Argument (c) does not seem to pose any insuperable problem. Legality and general compliance with public policy of the award would be in any event scrutinised ex officio by the court of the territory where enforcement is sought under Article V(2) of the Convention. This would be the case irrespective of whether the arbitral tribunal had an opportunity to ascertain the legality of the subject matter of the dispute or it has ignored the issue altogether.

Conclusion

The combined application of the two above-mentioned tests should help identify the decisions which fall within the scope of the Convention. Admittedly the two tests are not infallible. The ever developing practice of alternative dispute resolution may indeed create hybrid means of dispute resolution which could be difficult to classify.

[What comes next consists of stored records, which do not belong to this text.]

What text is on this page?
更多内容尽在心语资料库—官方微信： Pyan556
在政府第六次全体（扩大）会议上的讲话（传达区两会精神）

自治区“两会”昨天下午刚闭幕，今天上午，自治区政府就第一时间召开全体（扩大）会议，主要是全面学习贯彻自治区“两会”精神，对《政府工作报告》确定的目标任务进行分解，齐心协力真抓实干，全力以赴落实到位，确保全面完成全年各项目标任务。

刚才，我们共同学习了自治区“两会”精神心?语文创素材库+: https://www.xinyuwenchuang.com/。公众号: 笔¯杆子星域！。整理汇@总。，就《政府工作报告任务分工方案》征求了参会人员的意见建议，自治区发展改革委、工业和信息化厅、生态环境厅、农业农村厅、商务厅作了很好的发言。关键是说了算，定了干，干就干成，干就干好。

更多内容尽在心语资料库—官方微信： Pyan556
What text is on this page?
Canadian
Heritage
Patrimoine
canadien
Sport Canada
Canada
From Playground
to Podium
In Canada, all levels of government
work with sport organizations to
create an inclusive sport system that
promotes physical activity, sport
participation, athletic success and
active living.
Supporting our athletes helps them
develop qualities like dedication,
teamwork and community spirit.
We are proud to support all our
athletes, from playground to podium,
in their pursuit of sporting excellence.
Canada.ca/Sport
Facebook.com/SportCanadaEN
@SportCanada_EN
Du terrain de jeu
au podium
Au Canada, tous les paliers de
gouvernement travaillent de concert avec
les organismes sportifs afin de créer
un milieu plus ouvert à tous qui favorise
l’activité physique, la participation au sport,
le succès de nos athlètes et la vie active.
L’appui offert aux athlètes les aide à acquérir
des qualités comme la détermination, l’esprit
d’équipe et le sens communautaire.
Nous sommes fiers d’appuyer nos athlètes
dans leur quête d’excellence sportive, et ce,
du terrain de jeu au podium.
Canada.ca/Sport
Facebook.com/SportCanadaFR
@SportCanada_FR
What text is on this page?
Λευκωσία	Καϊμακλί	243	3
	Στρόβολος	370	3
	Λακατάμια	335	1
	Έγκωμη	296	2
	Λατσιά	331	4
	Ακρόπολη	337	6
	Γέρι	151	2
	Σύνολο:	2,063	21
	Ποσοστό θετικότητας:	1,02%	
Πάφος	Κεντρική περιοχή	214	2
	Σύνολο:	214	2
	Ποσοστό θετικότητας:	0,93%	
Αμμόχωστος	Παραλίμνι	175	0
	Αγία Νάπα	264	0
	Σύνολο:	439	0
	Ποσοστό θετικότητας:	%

Any analysis as to the applicability of the Convention should be carried out bearing in mind the Convention’s scope and purpose as well as the rules of interpretation provided under international law. It is advocated that no predominant role should be given in such task to the relevant provisions of domestic law. Such provisions should certainly be taken into account but should rather be used as facts which, as such, may provide for a non-binding indication as to the nature of the means of dispute resolution and the decisions under analysis.

Domenico Di Pietro

Lecturer, International Arbitration, University or Rome, “Roma Tre” and Fellow, Center for Transnational Litigation and Commercial Law, New York University School of Law. The present paper is a reviewed, edited and abridged version, for student discussion purposes, of the author’s article “What Constitutes an Arbitral Award Under the New York Convention?” in Enforcement of Arbitration Agreements and International Arbitral Awards – The New York Convention in Practice, (E. Gaillard and D. Di Pietro eds., 2008).


[1] See Emmanuel Gaillard and John Savage (eds.), Fouchard Gaillard Goldman on International Commercial Arbitration 735–80, Kluwer (1999) 7 Albert Jan van den Berg, The New York Arbitration Convention of 1958: Towards a Uniform Judicial Interpretation 49, Kluwer (1981); Gino Lörcher, ‘Enforceability of Agreed Awards in Foreign Jurisdictions’, 17(3) Arb. Int’l 275, 280 (2001).